Adapun sistem ketatanegaraan dengan prinsip checks and balances di Indonesia merupakan wujud penyelenggaraan negara yang demokratis. Puan menerangkan, demokrasi di Indonesia berjiwakan pada Pancasila sehingga kebijakan negara diarahkan untuk mempersatukan seluruh rakyat, melindungi seluruh tumpah darah Indonesia, memajukan kesejahteraan seluruh rakyat, serta mencerdaskan kehidupan seluruh anak bangsa.
“Politik pembangunan Indonesia berdasarkan ideologi Pancasila, yang dapat menciptakan Keadilan Sosial dan Kesejahteraan Rakyat, adalah dengan Haluan Politik Trisakti, yaitu berdaulat dalam politik, berdikari dalam ekonomi, dan berkepribadian dalam kebudayaan,” ucapnya.
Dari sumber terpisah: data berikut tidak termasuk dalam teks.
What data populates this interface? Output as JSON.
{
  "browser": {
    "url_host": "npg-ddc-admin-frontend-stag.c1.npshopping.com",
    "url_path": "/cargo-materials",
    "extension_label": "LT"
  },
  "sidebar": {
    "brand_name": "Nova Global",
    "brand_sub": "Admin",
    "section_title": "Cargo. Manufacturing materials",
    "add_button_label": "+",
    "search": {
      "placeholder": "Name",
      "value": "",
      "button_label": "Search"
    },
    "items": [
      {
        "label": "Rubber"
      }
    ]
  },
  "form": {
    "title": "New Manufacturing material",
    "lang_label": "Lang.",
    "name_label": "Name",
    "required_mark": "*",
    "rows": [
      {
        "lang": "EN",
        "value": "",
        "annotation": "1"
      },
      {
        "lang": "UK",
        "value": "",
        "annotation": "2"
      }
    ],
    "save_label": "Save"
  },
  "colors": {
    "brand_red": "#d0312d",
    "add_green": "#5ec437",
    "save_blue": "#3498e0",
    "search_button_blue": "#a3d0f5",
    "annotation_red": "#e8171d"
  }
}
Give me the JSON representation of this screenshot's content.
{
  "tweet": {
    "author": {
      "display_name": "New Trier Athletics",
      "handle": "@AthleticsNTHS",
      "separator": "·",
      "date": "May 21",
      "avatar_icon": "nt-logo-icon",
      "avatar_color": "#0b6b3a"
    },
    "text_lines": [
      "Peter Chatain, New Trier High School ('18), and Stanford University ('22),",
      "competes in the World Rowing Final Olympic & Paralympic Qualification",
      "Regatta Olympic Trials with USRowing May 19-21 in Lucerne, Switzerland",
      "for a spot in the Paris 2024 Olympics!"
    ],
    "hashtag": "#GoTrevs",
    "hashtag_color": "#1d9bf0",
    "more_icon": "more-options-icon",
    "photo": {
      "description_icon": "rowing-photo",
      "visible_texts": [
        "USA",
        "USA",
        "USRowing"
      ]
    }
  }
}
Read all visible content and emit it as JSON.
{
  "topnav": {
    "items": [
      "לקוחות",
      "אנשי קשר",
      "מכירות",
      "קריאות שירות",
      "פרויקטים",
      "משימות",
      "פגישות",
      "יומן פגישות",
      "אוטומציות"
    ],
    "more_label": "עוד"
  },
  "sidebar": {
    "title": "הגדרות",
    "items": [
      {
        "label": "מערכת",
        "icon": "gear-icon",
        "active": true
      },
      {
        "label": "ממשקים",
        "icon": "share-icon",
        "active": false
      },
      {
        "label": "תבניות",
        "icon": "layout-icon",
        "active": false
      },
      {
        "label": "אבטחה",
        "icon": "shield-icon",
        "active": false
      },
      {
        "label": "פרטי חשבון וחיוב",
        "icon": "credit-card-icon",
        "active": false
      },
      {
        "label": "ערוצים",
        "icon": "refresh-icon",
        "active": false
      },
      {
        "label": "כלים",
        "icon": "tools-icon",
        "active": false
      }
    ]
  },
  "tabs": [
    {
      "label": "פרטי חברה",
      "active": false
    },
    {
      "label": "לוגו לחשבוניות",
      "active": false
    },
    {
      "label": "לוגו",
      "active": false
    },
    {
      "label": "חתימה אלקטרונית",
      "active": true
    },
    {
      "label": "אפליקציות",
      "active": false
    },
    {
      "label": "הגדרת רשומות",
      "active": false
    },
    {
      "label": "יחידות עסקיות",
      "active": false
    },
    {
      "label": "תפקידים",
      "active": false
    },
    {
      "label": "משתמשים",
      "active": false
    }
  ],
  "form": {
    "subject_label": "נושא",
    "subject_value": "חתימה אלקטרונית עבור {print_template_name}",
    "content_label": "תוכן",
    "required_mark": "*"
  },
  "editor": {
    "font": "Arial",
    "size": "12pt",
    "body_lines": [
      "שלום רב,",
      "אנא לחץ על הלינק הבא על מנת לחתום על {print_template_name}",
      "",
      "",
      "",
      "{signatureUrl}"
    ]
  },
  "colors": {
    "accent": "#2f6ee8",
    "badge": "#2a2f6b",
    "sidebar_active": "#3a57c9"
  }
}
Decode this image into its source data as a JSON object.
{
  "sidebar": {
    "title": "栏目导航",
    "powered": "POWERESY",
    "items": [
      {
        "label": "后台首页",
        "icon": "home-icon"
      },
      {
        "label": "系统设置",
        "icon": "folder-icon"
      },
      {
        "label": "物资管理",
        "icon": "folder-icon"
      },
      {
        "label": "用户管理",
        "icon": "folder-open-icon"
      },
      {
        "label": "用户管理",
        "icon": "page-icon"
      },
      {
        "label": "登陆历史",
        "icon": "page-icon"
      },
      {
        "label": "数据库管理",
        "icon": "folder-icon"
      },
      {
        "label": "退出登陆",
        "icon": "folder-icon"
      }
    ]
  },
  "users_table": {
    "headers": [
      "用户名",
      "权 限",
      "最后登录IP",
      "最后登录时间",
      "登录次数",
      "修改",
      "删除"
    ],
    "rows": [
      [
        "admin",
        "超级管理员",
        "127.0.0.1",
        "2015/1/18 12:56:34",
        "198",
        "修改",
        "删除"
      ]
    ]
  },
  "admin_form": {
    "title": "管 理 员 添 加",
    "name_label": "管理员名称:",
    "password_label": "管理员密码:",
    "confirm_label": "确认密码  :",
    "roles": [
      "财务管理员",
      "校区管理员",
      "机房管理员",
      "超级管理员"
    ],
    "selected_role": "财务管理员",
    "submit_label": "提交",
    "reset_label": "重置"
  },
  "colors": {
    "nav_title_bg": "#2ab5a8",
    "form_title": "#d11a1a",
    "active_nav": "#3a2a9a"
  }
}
Meski begitu, kata Puan, bukan berarti Indonesia anti budaya asing. Ia menegaskan, Indonesia tidak dapat mengisolasi diri dari interaksi budaya asing sebagai bagian dari masyarakat dunia.
“Akan tetapi dengan kepribadian jiwa bangsa yang kuat, maka budaya asing yang positif akan kami saring dan apabila bersesuaian dengan kepribadian bangsa Indonesia akan kami larutkan dalam kebudayaan nasional,” terang Puan.
Kemajemukan budaya Indonesia yang tenteram dan damai disebut dapat menyumbang inspirasi kepada dunia bahwa kemajuan bangsa dan kearifan tradisi Indonesia yang plural tidak saling menegasikan, apalagi meniadakan satu sama lain. Puan menyatakan perbedaan dan kemajemukan budaya lokal merupakan tamansari budaya dunia.
“Prioritas pada agenda Pembangunan Manusia Indonesia diarahkan pada upaya meningkatnya kualitas Sumber Daya Manusia, yang meliputi akhlak, knowledge, skills, expertise, dan etos kerja, serta kapasitas IPTEK dan inovasi bangsa melalui perbaikan kinerja sektor kesehatan, pendidikan, R and D (penelitian dan pengembangan),” ujarnya.
“Hal ini sangat penting karena pemulihan ekonomi dan transformasi struktural ekonomi hanya akan berhasil jika didukung oleh Sumber Daya Manusia yang berkualitas serta kapasitas IPTEK dan inovasi yang mumpuni,” tambah Puan.